State College Area American Legion Post Reopens Amid Ownership Dispute
A State College area American Legion Post has reopened its club about a week after it suddenly closed amid a dispute between two related but separate entities over who owns it.
American Legion Post 245, 1950 Pine Hall Road, wrote on its Facebook page on Tuesday that, “We are open and back to business as normal.” The club’s liquor license, which had expired on Jan. 31, was reissued on Tuesday, according to the Pennsylvania Liquor Control Board.
The reopening comes after Centre County Judge Brian Marshall issued a preliminary injunction dated Feb. 2 ordering Nittany Post Inc. not to interfere with Post 245 Inc.’s use of the property.

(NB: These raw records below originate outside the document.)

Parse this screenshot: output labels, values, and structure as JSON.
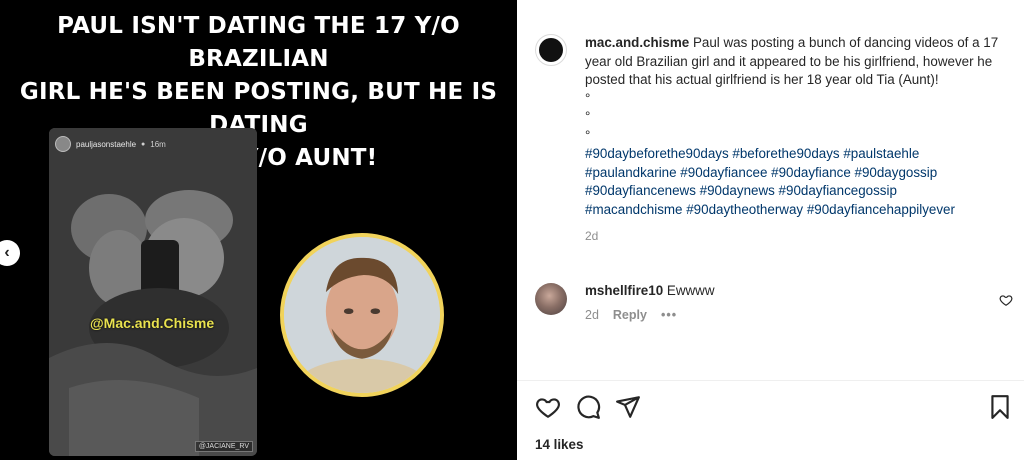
{
  "media": {
    "headline": "PAUL ISN'T DATING THE 17 Y/O BRAZILIAN\nGIRL HE'S BEEN POSTING, BUT HE IS DATING\nHER 18 Y/O AUNT!",
    "story": {
      "username": "pauljasonstaehle",
      "dot": "●",
      "time": "16m",
      "watermark": "@Mac.and.Chisme",
      "tag": "@JACIANE_RV"
    },
    "prev_icon": "chevron-left-icon",
    "prev_glyph": "‹"
  },
  "post": {
    "author": "mac.and.chisme",
    "caption_text": "Paul was posting a bunch of dancing videos of a 17 year old Brazilian girl and it appeared to be his girlfriend, however he posted that his actual girlfriend is her 18 year old Tia (Aunt)!",
    "bullets": [
      "°",
      "°",
      "°"
    ],
    "hashtags": [
      "#90daybeforethe90days #beforethe90days #paulstaehle",
      "#paulandkarine #90dayfiancee #90dayfiance #90daygossip",
      "#90dayfiancenews #90daynews #90dayfiancegossip",
      "#macandchisme #90daytheotherway #90dayfiancehappilyever"
    ],
    "age": "2d",
    "comment": {
      "user": "mshellfire10",
      "text": "Ewwww",
      "age": "2d",
      "reply_label": "Reply",
      "more": "•••"
    },
    "likes": "14 likes"
  },
  "colors": {
    "hashtag": "#00376b",
    "muted": "#8e8e8e",
    "ring": "#f1d35b"
  }
}
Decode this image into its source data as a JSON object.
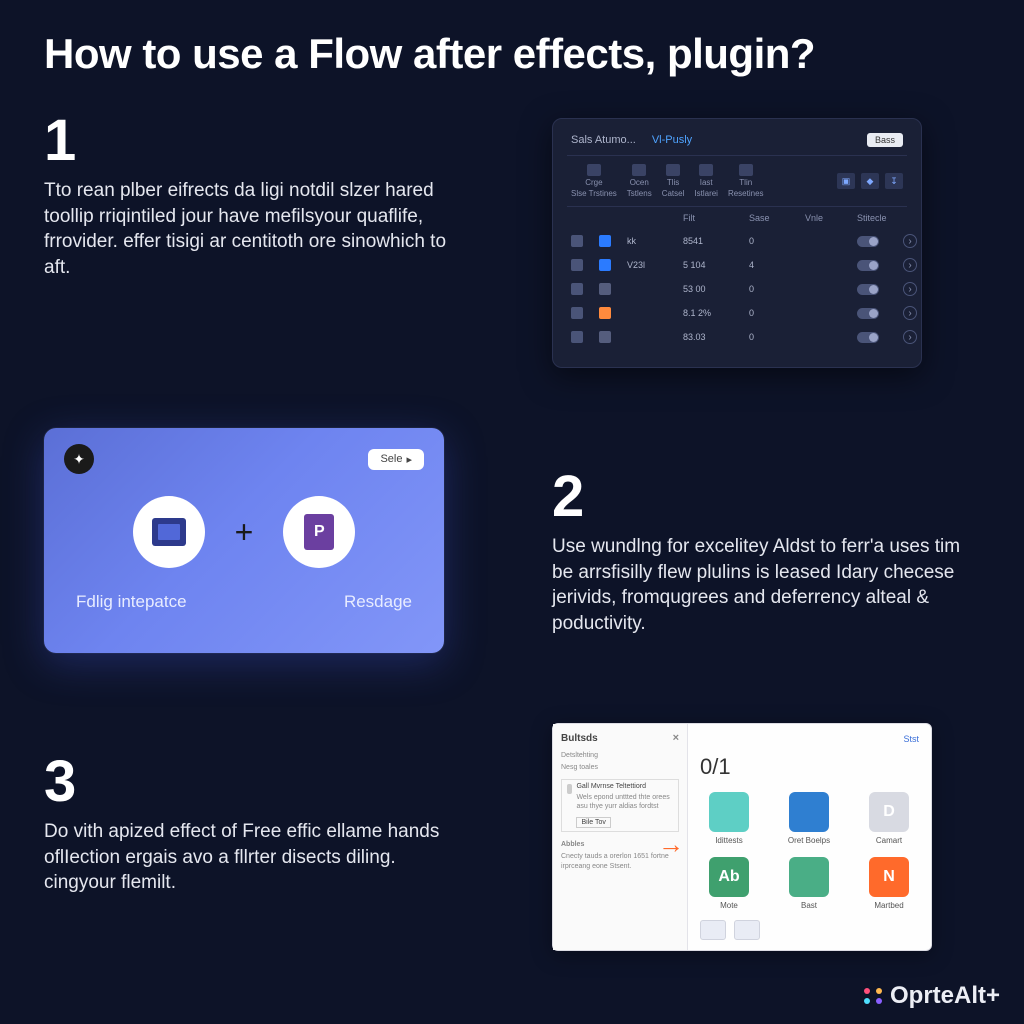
{
  "title": "How to use a Flow after effects, plugin?",
  "steps": {
    "s1": {
      "num": "1",
      "text": "Tto rean plber eifrects da ligi notdil slzer hared toollip rriqintiled jour have mefilsyour quaflife, frrovider. effer tisigi ar centitoth ore sinowhich to aft."
    },
    "s2": {
      "num": "2",
      "text": "Use wundlng for excelitey Aldst to ferr'a uses tim be arrsfisilly flew plulins is leased Idary checese jerivids, fromqugrees and deferrency alteal & poductivity."
    },
    "s3": {
      "num": "3",
      "text": "Do vith apized effect of Free effic ellame hands oflIection ergais avo a fllrter disects diling. cingyour flemilt."
    }
  },
  "panel1": {
    "tab1": "Sals Atumo...",
    "tab2": "Vl-Pusly",
    "badge": "Bass",
    "tb": [
      "Crge",
      "Ocen",
      "Tlis",
      "Iast",
      "Tlin"
    ],
    "tb2": [
      "Slse Trstines",
      "Tstlens",
      "Catsel",
      "Istlarei",
      "Resetines"
    ],
    "head": {
      "c1": "Filt",
      "c2": "Sase",
      "c3": "Vnle",
      "c4": "Stitecle"
    },
    "rows": [
      {
        "name": "kk",
        "v1": "8541",
        "v2": "0",
        "v3": ""
      },
      {
        "name": "V23l",
        "v1": "5 104",
        "v2": "4",
        "v3": ""
      },
      {
        "name": "",
        "v1": "53 00",
        "v2": "0",
        "v3": ""
      },
      {
        "name": "",
        "v1": "8.1 2%",
        "v2": "0",
        "v3": ""
      },
      {
        "name": "",
        "v1": "83.03",
        "v2": "0",
        "v3": ""
      }
    ]
  },
  "panel2": {
    "chip": "Sele",
    "label1": "Fdlig intepatce",
    "label2": "Resdage",
    "p_letter": "P"
  },
  "panel3": {
    "title": "Bultsds",
    "topright": "Stst",
    "sub1": "Detsltehting",
    "sub2": "Nesg toales",
    "line1": "Gall Mvrnse Teltettiord",
    "line2": "Wels epond unttted thte orees asu thye yurr aldias fordtst",
    "btn": "Bile Tov",
    "line3": "Abbles",
    "line4": "Cnecty tauds a orerlon 1651 fortne irprceang eone Stsent.",
    "big": "0/1",
    "tiles": [
      {
        "label": "Idittests",
        "cls": "t-teal",
        "glyph": ""
      },
      {
        "label": "Oret Boelps",
        "cls": "t-blue",
        "glyph": ""
      },
      {
        "label": "Camart",
        "cls": "t-grey",
        "glyph": "D"
      },
      {
        "label": "Mote",
        "cls": "t-green",
        "glyph": "Ab"
      },
      {
        "label": "Bast",
        "cls": "t-green2",
        "glyph": ""
      },
      {
        "label": "Martbed",
        "cls": "t-orange",
        "glyph": "N"
      }
    ]
  },
  "brand": "OprteAlt+"
}
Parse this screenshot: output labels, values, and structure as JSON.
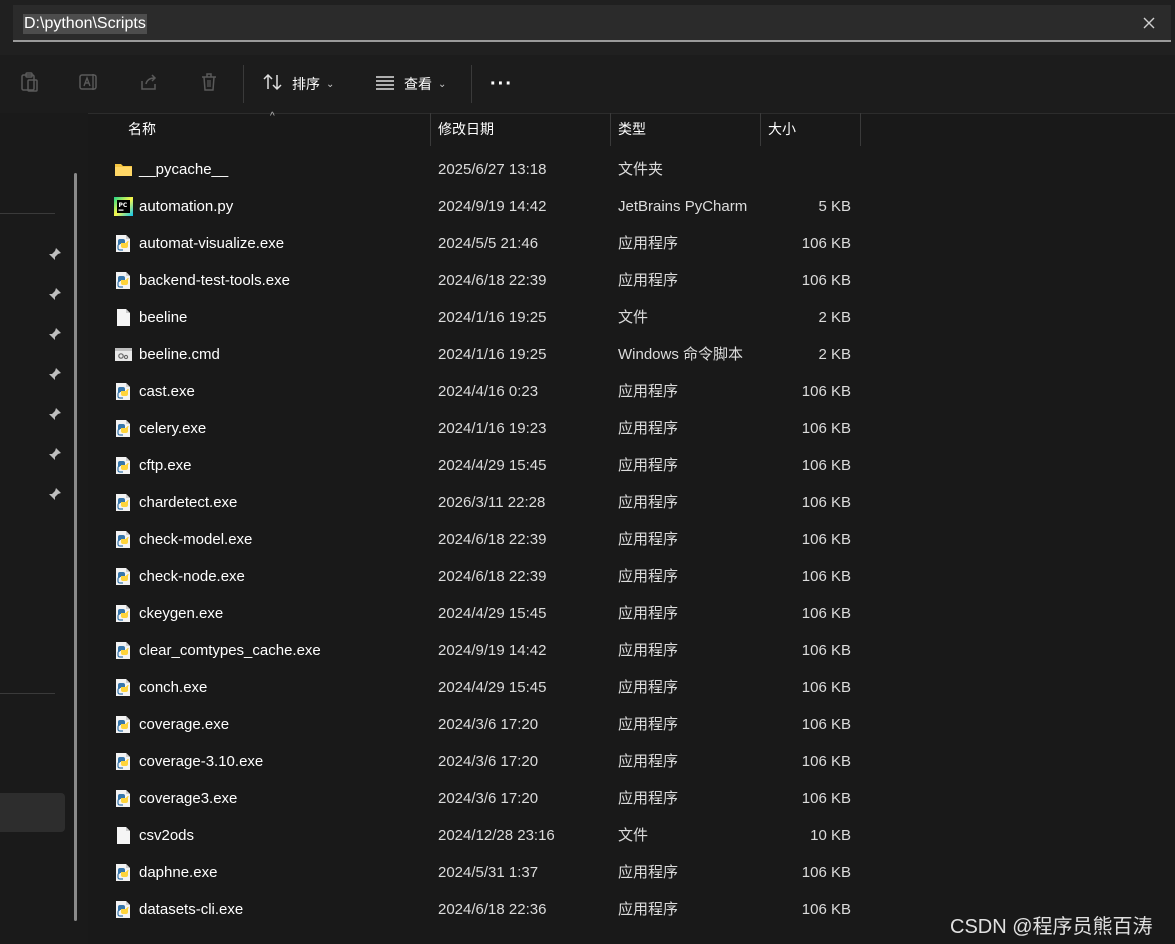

According to a complaint for injunction filed by Post 245 Inc. attorney David Gaines on Feb. 2, Nittany Post Inc. placed signs of the door of the social club a day earlier claiming that it was the rightful owner of the property, that the club would be closed until further notice and that only certain individuals were permitted on the property.
Post 245, Gaines wrote, is the owner of record on the deed to the property and Nittany Post “has not one iota of evidence to suggest it has any right to do what it is doing.”
According to the filing, Nittany Post was registered as a State College chapter of the American Legion in 1935. But in 1955, when the American Legion decided to purchase property and open a social club in the State College area, it incorporated Post 245 as a separate legal entity to own and operate the club.
The arrangement, Gaines wrote, has been in place since then and is common practice, with the organization wishing to have a separate legal entity own and manage a social club, where alcohol is regularly served, from its other functions.
While there are overlaps — their memberships are almost entirely the same and they share the same registered address— the two organizations are entirely distinct, with different officers, meetings and books, according to the complaint.
Since the club’s opening, Post 245 has held all of its ownership responsibilities, including operation, maintaining its insurance and bank accounts, paying its employees, owning the liquor and small games of chance licenses and filing its taxes, Gaines wrote. Nittany Post’s functions, he added, are focused on other activities such as fundraising.
“In recent months, the leadership of Nittany Post has decided that they should instead have control over the social club, not the officers of Post 245,” Gaines wrote. “It is unclear what is motivating this decision, other than a simple desire to have more power within the local American Legion structure.”
Most of Post 245’s attempts to address the issue “seemed to escalate Nittany Post’s desire to take over ownership of the property,” Gaines wrote.
After posting the signs, a Nittany Post representative allegedly “threatened officers of Post 245, claiming they had no right to be on the property.” Gaines wrote that “the actions of just a handful of officers of Nittany Post” prohibited Post 245’s more than 1,500 members from enjoying the social club and placed “undue hardship” on the operation of the club, “not to mention brazenly disrupting and interfering with Post 245’s ownership rights.”
Marshall’s injunction against Nittany Post remains in place “until further notice from the court.”